The efficiency DR can provide is not just an economic factor; it can also be a patient care factor. “Staff will be more efficient, as they can do more because the technology is quicker,” Miller says. “Further, the digital format allows you to do pretty much anything you want to do, as far as image manipulation.”
But he offers this caveat: “Don’t necessarily think that you must have DR over CR. You’re not going to be losing that much resolution, and CR remains an excellent diagnostic tool. But DR makes a department much more efficient.”
Chris Vineyard, RT(R), chief technologist at the University Health System of San Antonio, which has deployed Carestream technology, echoes Miller’s points about DR: “better productivity, better patient safety, and nearly instant viewing of images, which translates into better patient care.”

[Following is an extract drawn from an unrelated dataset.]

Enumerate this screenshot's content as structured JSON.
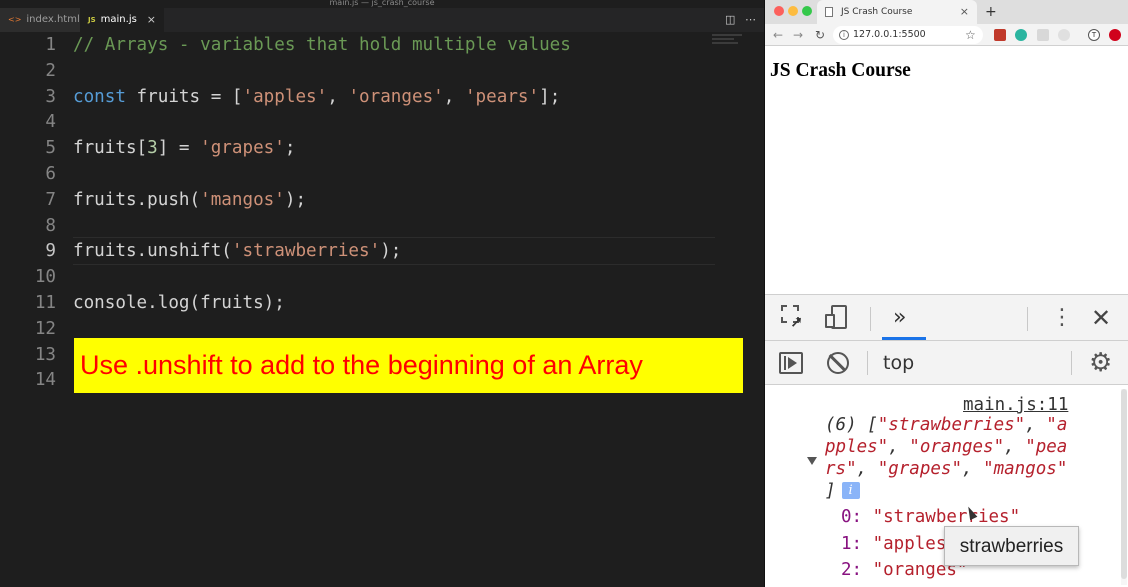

Vineyard describes why his organization shifted in the DR direction: “We wanted to get away from the CR environment, which means you don’t have to go into elevators and bring images down to other floors, and you don’t need to process images and send them to PACS.

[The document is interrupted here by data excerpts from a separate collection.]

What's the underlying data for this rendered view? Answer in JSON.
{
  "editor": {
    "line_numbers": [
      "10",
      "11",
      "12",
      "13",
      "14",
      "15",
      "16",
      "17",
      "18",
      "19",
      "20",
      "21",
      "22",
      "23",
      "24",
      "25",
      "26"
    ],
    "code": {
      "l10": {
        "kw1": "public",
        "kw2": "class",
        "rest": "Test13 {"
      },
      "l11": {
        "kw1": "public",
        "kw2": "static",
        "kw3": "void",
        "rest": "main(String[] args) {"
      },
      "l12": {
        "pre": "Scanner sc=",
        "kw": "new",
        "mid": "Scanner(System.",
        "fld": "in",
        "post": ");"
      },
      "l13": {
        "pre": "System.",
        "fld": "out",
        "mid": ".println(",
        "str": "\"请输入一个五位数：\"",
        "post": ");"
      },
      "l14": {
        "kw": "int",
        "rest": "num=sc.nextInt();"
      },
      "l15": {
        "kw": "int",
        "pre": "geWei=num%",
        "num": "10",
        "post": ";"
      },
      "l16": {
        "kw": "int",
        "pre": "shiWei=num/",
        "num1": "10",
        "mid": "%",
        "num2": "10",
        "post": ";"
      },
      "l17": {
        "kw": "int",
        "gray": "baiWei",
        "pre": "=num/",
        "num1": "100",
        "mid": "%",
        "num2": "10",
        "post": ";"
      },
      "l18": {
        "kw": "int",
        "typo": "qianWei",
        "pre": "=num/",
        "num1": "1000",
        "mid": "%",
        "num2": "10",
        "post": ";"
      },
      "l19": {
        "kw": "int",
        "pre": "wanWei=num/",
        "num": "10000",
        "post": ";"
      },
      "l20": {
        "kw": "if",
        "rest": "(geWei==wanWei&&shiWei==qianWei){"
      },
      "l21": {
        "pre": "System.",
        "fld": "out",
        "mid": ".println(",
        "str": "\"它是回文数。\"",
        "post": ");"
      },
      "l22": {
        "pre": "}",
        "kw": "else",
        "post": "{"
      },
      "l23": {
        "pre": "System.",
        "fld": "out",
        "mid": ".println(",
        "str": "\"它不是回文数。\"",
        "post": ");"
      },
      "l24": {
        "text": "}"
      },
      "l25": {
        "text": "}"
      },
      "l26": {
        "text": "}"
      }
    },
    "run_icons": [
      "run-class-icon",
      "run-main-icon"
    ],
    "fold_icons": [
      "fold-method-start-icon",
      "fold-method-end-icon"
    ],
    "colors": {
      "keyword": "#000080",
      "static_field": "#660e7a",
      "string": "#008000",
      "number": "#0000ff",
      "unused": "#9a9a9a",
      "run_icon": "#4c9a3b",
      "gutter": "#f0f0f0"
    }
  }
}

“With CR, someone on the 12th floor of our institution will create an image and take the cassette and the portable downstairs—waiting for the elevator, of course—and then have to process the image, do the QA [quality assurance], and send it to PACS and then go into another computer system to complete the study for the radiologist to do the formal reading,” Vineyard says. “With mobile DR, everything can be accomplished at bedside. With CR, you’re looking at about 10 to 20 minutes. With DR, you’re looking at five seconds. That’s why physicians love it.”
While CR certainly provides quality digital images, Vineyard notes that it still involves some of the old film cassette workflow. ”Images are placed on that phosphorus plate, and each of those plates must be taken for the processing and then it goes into PACS,” Vineyard says. “So while CR is like a [direct] digital image, it is still almost like having to move film cassettes. With DR, that’s no longer necessary.”

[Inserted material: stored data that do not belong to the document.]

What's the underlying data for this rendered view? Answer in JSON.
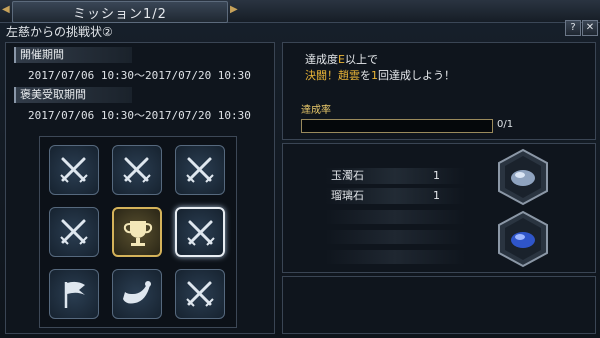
{
  "window": {
    "title": "ミッション1/2",
    "subtitle": "左慈からの挑戦状②",
    "help_label": "?",
    "close_label": "✕",
    "nav_prev": "◀",
    "nav_next": "▶"
  },
  "periods": {
    "event_label": "開催期間",
    "event_dates": "2017/07/06 10:30～2017/07/20 10:30",
    "reward_label": "褒美受取期間",
    "reward_dates": "2017/07/06 10:30～2017/07/20 10:30"
  },
  "mission_grid": [
    {
      "icon": "crossed-swords-icon"
    },
    {
      "icon": "crossed-swords-icon"
    },
    {
      "icon": "crossed-swords-icon"
    },
    {
      "icon": "crossed-swords-icon"
    },
    {
      "icon": "trophy-icon",
      "state": "gold"
    },
    {
      "icon": "crossed-swords-icon",
      "state": "selected"
    },
    {
      "icon": "flag-icon"
    },
    {
      "icon": "horn-icon"
    },
    {
      "icon": "crossed-swords-icon"
    }
  ],
  "mission": {
    "line1_a": "達成度",
    "line1_hl": "E",
    "line1_b": "以上で",
    "line2_hl1": "決闘！趙雲",
    "line2_a": "を",
    "line2_hl2": "1",
    "line2_b": "回達成しよう！",
    "rate_label": "達成率",
    "progress_text": "0/1",
    "progress_fraction": 0
  },
  "rewards": [
    {
      "name": "玉濁石",
      "qty": "1",
      "icon": "orb-gray-blue-icon"
    },
    {
      "name": "瑠璃石",
      "qty": "1",
      "icon": "orb-blue-icon"
    }
  ],
  "colors": {
    "highlight": "#e9b437",
    "gold_frame": "#d5b35a"
  }
}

Vineyard also reports some other financial benefits from DR. “Every year, we purchased CR cassettes and inserts, and every year we had to budget thousands of dollars to replace worn inserts or broken cassettes,” he says. “With DR technology, that’s no longer the case. Expect a five-year life before even having to replace a DR detector.”
That makes Vineyard conscious of the expense. “Look at the advantages,” he says. “You’re not running your people all throughout the facility, so you’re looking at more efficiency. Here’s an example: Every morning we have to run through the ICUs to do chest X-rays, and I once needed six people to do that. Now I have two people who can do the same amount of work in the same amount of time. The savings are huge.”
University Health System first found the technology’s value in its emergency department. “We experienced delays with regards to trauma images and then the processing and PACS placement,” Vineyard recalls. “With trauma situations, minutes—even seconds—can mean life or death. The instantaneous images that result from DR technology provide a tremendous advantage. Now, we are realizing the benefits also in the OR [operating room] suites, where it saves time for both surgeon and patient.”
Vineyard looks at the future of DR technology. “In the United States, health systems that deal with critically ill patients are going to have to give a hard look at this technology,” he says. “In fact, I expect that all facilities will move in this direction. It’s just a matter of time.”
Look what happened with CR, he notes: “When that technology was introduced, everyone went from film to CR in three to five years. I believe that you’re going to see the same thing happening with the shift from CR to DR. Look for DR to become a new standard.”
— Dan Harvey is a freelance writer based in Wilmington, Delaware.